Someone asks you what the new Clinic record looks like and you could answer “as usual …” if this does not seem an unfair and reductive answer. So you hasten to add “… and so, it’s a wonder!”. But you still don’t seem to do justice to the umpteenth imaginative manipulation of musical matter, treated as if it were clay in the hands of a hyperactive child. And so you hasten to say that production is the usual added tool and that the attitude – like always – is the right one: suspended between punk rigour and garage acidity. You add that the writing is as refined as usual, if you just lend an ear, and that what is most surprising is the band’s management of their musical topoi which, far from creating a manner, shows rather how the reiteration of style can expand to the limit a palette of colours that has chosen to be very limited.

 In 2019, on the occasion of previous album ‘Wheeltappers and Shunters’, I wrote that Clinic belong to that “peculiar lineage of bands that, having set a few rules of engagement, enjoy recombining the pieces of their little mosaic, just like some poor children who take apart the only game they own”. I still confirm this and add that “Fantasy Island” repeats the miracle of “those who, by limiting themselves, obtain in exchange a personality and an identity so strong as to allow access to true creative freedom”.

But let’s come to their new record. According to the press kit, after the focus on England’s past of the previous record and the satirical look at the never healed vices of British culture, the new album has been inspired by the band’s own vision of the future which, unexpectedly, would appear quite bright. An optimistic outlook on the future is reflected in, according to what vocalist and bandleader Ade Blackburn says, can be considered Clinic’s funky record.
To clarify what the Liverpool musician is referring to, the title track of the album shows how, in a sound environment infested with sounds from every part of our musical subconscious, the band’s usual post-punk rhythms are coloured in terms of accents, texture and groove in a vague disco way. 
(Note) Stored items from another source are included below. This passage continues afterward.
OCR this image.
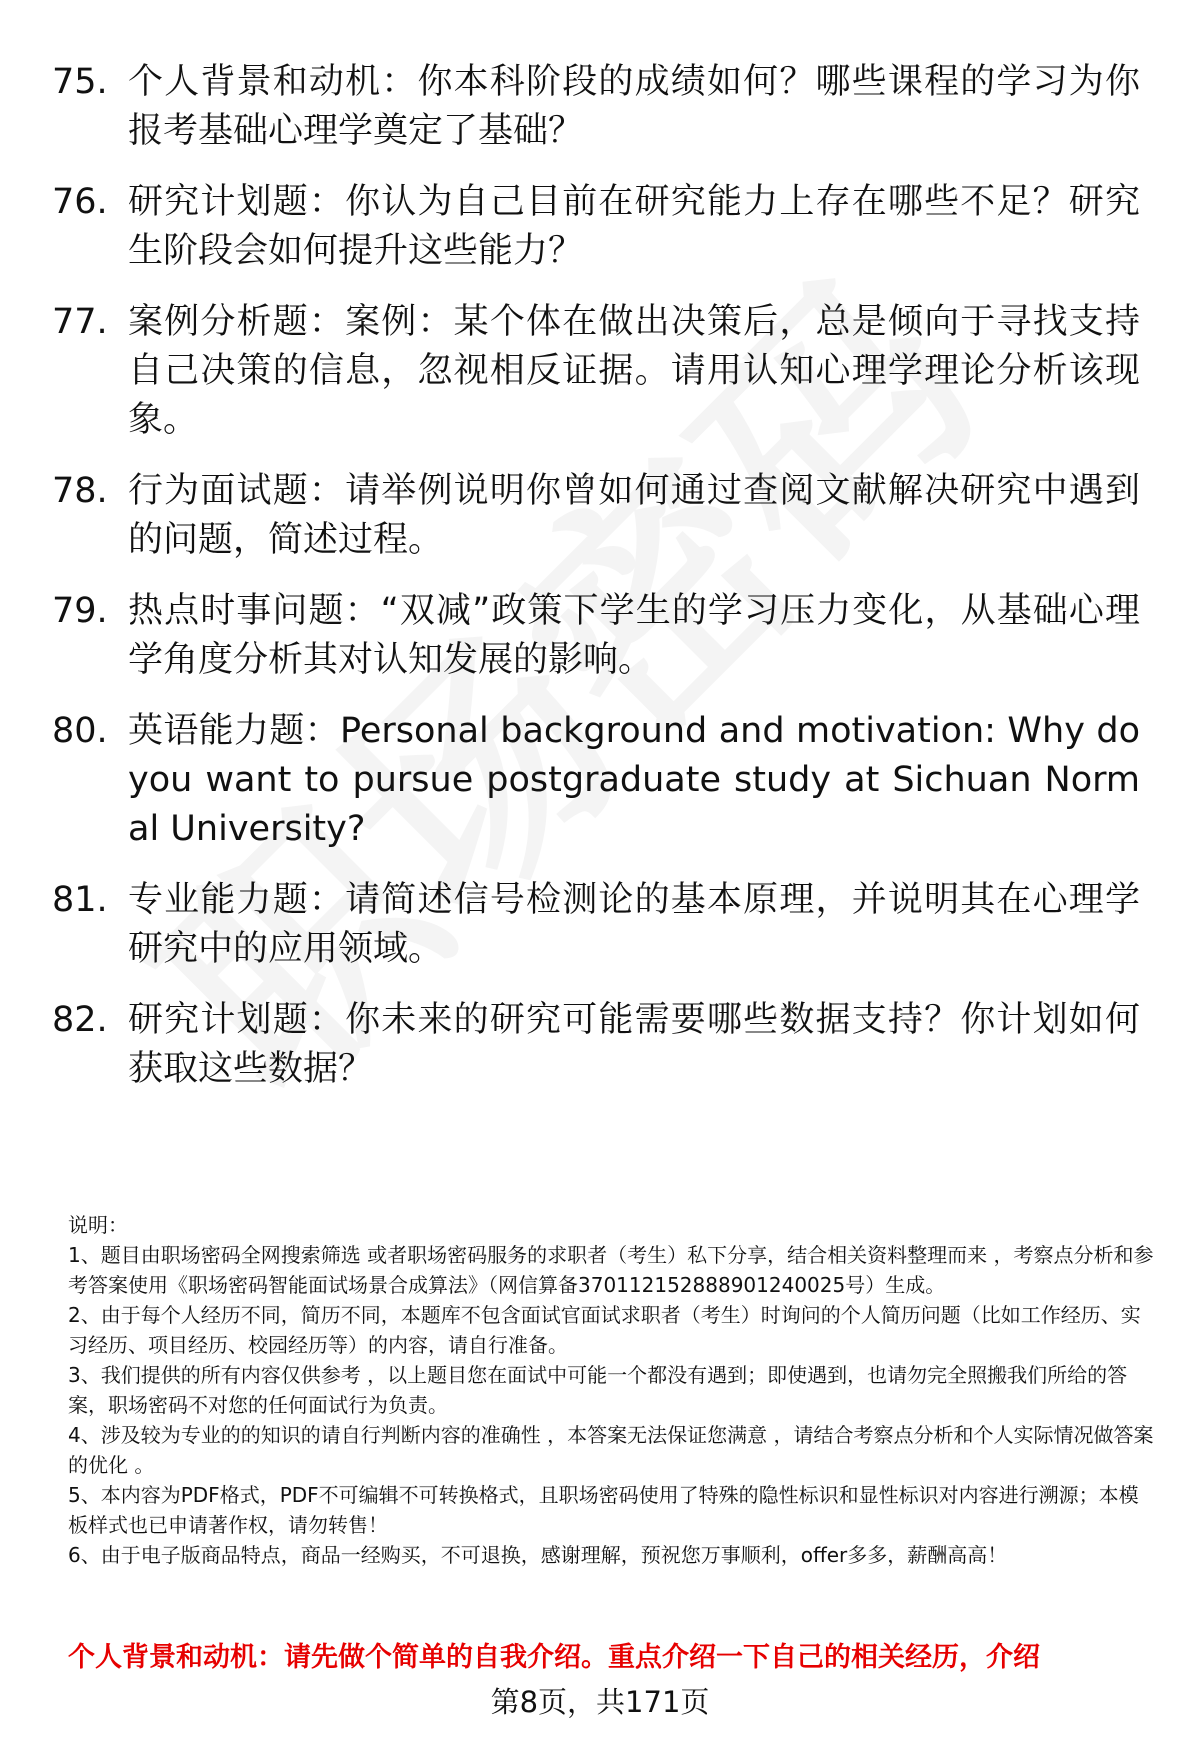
75. 个人背景和动机：你本科阶段的成绩如何？哪些课程的学习为你报考基础心理学奠定了基础？
76. 研究计划题：你认为自己目前在研究能力上存在哪些不足？研究生阶段会如何提升这些能力？
77. 案例分析题：案例：某个体在做出决策后，总是倾向于寻找支持自己决策的信息，忽视相反证据。请用认知心理学理论分析该现象。
78. 行为面试题：请举例说明你曾如何通过查阅文献解决研究中遇到的问题，简述过程。
79. 热点时事问题：“双减”政策下学生的学习压力变化，从基础心理学角度分析其对认知发展的影响。
80. 英语能力题：Personal background and motivation: Why do you want to pursue postgraduate study at Sichuan Normal University?
81. 专业能力题：请简述信号检测论的基本原理，并说明其在心理学研究中的应用领域。
82. 研究计划题：你未来的研究可能需要哪些数据支持？你计划如何获取这些数据？

说明：

1、题目由职场密码全网搜索筛选 或者职场密码服务的求职者（考生）私下分享，结合相关资料整理而来 ，考察点分析和参考答案使用《职场密码智能面试场景合成算法》（网信算备370112152888901240025号）生成。

2、由于每个人经历不同，简历不同，本题库不包含面试官面试求职者（考生）时询问的个人简历问题（比如工作经历、实习经历、项目经历、校园经历等）的内容，请自行准备。

3、我们提供的所有内容仅供参考 ，以上题目您在面试中可能一个都没有遇到；即使遇到，也请勿完全照搬我们所给的答案，职场密码不对您的任何面试行为负责。

4、涉及较为专业的的知识的请自行判断内容的准确性 ，本答案无法保证您满意 ，请结合考察点分析和个人实际情况做答案的优化 。

5、本内容为PDF格式，PDF不可编辑不可转换格式，且职场密码使用了特殊的隐性标识和显性标识对内容进行溯源；本模板样式也已申请著作权，请勿转售！

6、由于电子版商品特点，商品一经购买，不可退换，感谢理解，预祝您万事顺利，offer多多，薪酬高高！

个人背景和动机：请先做个简单的自我介绍。重点介绍一下自己的相关经历，介绍
第8页，共171页
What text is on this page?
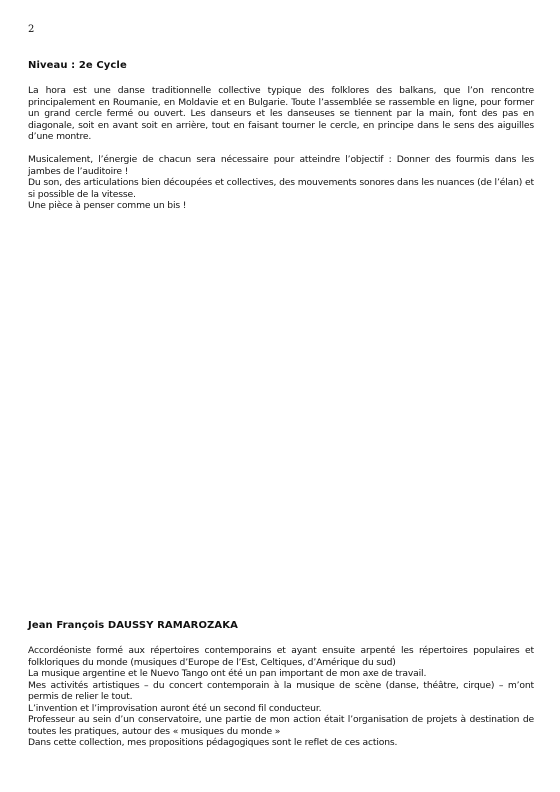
2
Niveau : 2e Cycle

La hora est une danse traditionnelle collective typique des folklores des balkans, que l’on rencontre principalement en Roumanie, en Moldavie et en Bulgarie. Toute l’assemblée se rassemble en ligne, pour former un grand cercle fermé ou ouvert. Les danseurs et les danseuses se tiennent par la main, font des pas en diagonale, soit en avant soit en arrière, tout en faisant tourner le cercle, en principe dans le sens des aiguilles d’une montre.

Musicalement, l’énergie de chacun sera nécessaire pour atteindre l’objectif : Donner des fourmis dans les jambes de l’auditoire !

Du son, des articulations bien découpées et collectives, des mouvements sonores dans les nuances (de l’élan) et si possible de la vitesse.

Une pièce à penser comme un bis !

Jean François DAUSSY RAMAROZAKA

Accordéoniste formé aux répertoires contemporains et ayant ensuite arpenté les répertoires populaires et folkloriques du monde (musiques d’Europe de l’Est, Celtiques, d’Amérique du sud)

La musique argentine et le Nuevo Tango ont été un pan important de mon axe de travail.

Mes activités artistiques – du concert contemporain à la musique de scène (danse, théâtre, cirque) – m’ont permis de relier le tout.

L’invention et l’improvisation auront été un second fil conducteur.

Professeur au sein d’un conservatoire, une partie de mon action était l’organisation de projets à destination de toutes les pratiques, autour des « musiques du monde »

Dans cette collection, mes propositions pédagogiques sont le reflet de ces actions.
Clinic - Fantasy Island (Official Video)

The song is one of the best of the new batch and is coupled with “Refractions (in the rain)”, a colossal Clinic-ian tour de force that advances, between the watchful and the ravenous, driven by a glacial drum machine and repeatedly pierced by synths that are Human League broadcasting from the Black Lodge. Ade’s singing goes from a whisper à la Jarvis Cocker, arcane interference to a Wayne Coyne-style vocoder distortion. Singing that is coloured with new imperceptible colours and that even surprises when at the beginning of the record, with the alienating vintage lullaby of “The Lamplighter”, it even assumes tones that one would call crooner and from which all the trademarks of the Clinic begin to be deployed: the percussive reiteration, the narcoleptic pauses and the library-smelling synths (“Fine Dining”); the limp and dry blues that queue up like synthetic peacocks (“Take A Chance”); oases drifting on a placid analogue river (“Dreams Can Come True”); psychedelic pop with Sixties scents (“Miracles”); clamorous free excursions between library music, lounge and exotica (“On the Other Side. …”); soul covers immersed in a reverberating haze (“I Can’t Stand The Rain” by Ann Peebles); little pop spirits that could even aspire to the charts, if they weren’t slowed down to the point of sounding sinister (“Feelings”).
The setlist ends with a mid-tempo rock ballad that, being a Clinic record, does without bridges, solos or refrains (“Hocus Pocus”) and the closing “Grand Finale”, in which Ade goes back to the confidential tone of the beginning and indulges in an uptempo with a pleasant swing aftertaste.
In short, if you haven’t guessed yet, we strongly recommend adding to your collection of listens the new chapter of a granitic, inimitable and singular band, that from episode to episode becomes more and more arcane, esoteric and fascinating. 

Listen to the group from Liverpool preaching about a bright future… but always keep in mind that this is a band that, back in 1999, went around with their faces covered by surgical masks and has never taken them off since.